6) Tie in 3-4 strands of pearlescent Flashabou Mirage down each side of the body to suggest a lateral line. Trim the ends of the Flashabou even with the balance of the tail. Whip finish and remove the tying thread. Apply a dab of Fisherman’s glue for added security. The underbody is now complete. As needlefish are constantly in a state of color flux mix and match the Flashabou and yarn combinations to match the naturals. Tying a number of underbody sections makes sense when tying a number of Epoxy Needlefish.

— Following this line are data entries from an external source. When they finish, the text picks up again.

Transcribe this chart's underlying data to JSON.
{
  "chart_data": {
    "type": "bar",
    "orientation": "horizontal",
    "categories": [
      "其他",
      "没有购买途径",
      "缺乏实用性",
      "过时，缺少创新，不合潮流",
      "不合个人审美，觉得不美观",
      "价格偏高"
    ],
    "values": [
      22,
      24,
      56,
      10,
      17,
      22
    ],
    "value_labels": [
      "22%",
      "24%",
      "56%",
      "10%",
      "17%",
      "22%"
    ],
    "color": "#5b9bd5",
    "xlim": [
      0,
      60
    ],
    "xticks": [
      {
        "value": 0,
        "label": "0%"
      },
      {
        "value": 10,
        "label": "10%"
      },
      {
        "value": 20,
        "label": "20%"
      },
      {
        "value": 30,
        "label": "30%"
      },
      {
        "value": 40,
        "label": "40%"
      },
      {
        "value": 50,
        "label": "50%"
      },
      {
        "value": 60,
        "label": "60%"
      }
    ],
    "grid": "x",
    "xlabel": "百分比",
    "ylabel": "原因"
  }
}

7) Remove the core from a slightly longer than the hook shank length of Super Weave Mylar tubing. Reattach the tying thread at the hook eye and bind down the Mylar tubing at the eye. Trim any remnants of the Mylar tubing protruding forward from the tie in point. Build up a bulbous minnow like head reminiscent of the natural needlefish. Once the head is complete whip finish and remove the tying thread. Apply a dab of Fisherman’s glue for added security. Attach the tying thread at the bend of the hook. Pull on the Mylar tubing to reduce bulk, secure the tubing in place placing the thread wraps directly on top of each other. Whip finish and remove the tying thread, place a dab of Fisherman’s glue on the thread wraps for additional security. If desired, carefully trim the excess Mylar tubing flowing back into the tail.
8) Using a dubbing needle place a pair of tape eyes along each side of the head. Use the thumb and forefinger to pinch the eyes into position and cupping them around the head.
9) Use permanent markers to add the red gills slashes just behind the eyes and black dorsal markings along the top of the hook shank.
10) Coat the body and head including the tapes eyes with a thin coat of epoxy. If a second coat is required allow the first coat to dry before adding additional coatings. 2 coats should be ample for this pattern. Place the fly on a rotary dryer to ensure the epoxy dries evenly.